Using ps-poll is slower than waking up with null frame, but it's saves more
power in cases where the traffic is low. Userspace can control if either
ps-poll or null wakeup method is used by enabling and disabling dynamic
Signed-off-by: Kalle Valo <email@example.com>
Signed-off-by: John W. Linville <firstname.lastname@example.org>
:040000 040000 9b208f02227687e2c918a49a3f2c123c022346a5 c69d5b217810a975923db9f58e91dd3239de0ae0 M net
02:00.0 Network controller: Atheros Communications Inc. AR5008 Wireless Network Adapter (rev 01)
Physical Slot: 2
Flags: bus master, fast devsel, latency 0, IRQ 17
Memory at 90100000 (64-bit, non-prefetchable) [size=64K]
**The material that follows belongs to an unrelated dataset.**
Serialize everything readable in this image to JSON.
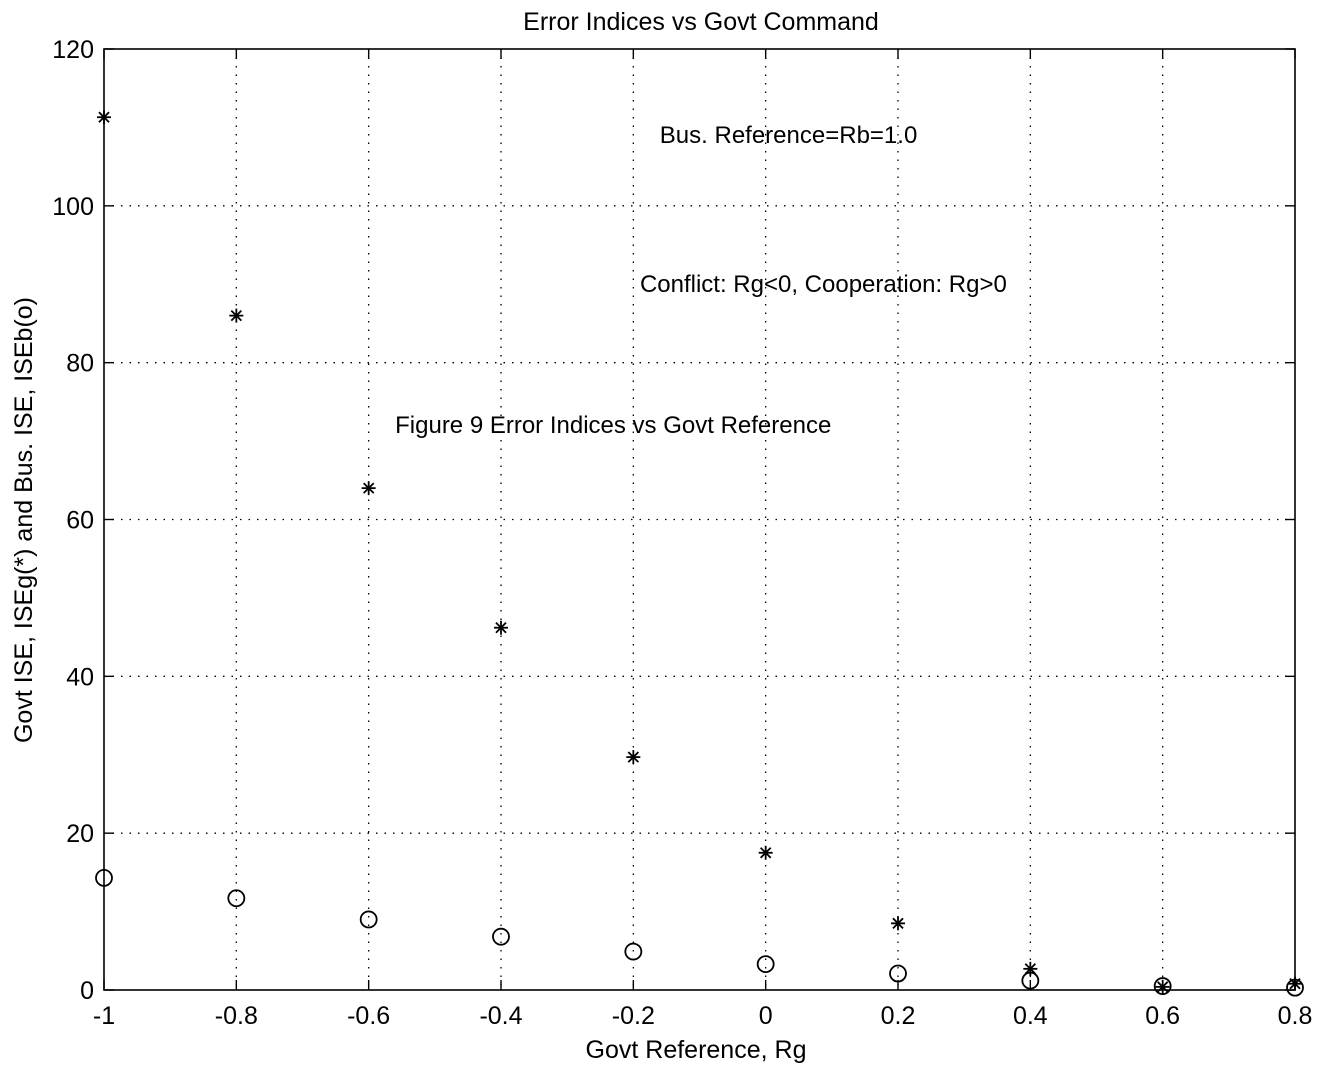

Capabilities:  Power Management version 2
Capabilities:  MSI: Mask- 64bit- Count=1/1 Enable-
Capabilities:  Express Legacy Endpoint, MSI 00
Capabilities:  MSI-X: Enable- Mask- TabSize=1
Capabilities:  Advanced Error Reporting
Capabilities:  Virtual Channel <?>
Kernel driver in use: ath9k
I hope someone can fix this now :)
This is the same as comment #0 for me
Good example for how bisect will totally go wrong when you can't really 100% reproduce the issue...
This doesn't really seem to make sense as the problem.
Please revert the commit and confirm that doing so solves it... And don't just try once, wireless connections aren't always 100% reproducible.
So the mainline is not affected, correct? Closing, please reopen if this is not the case.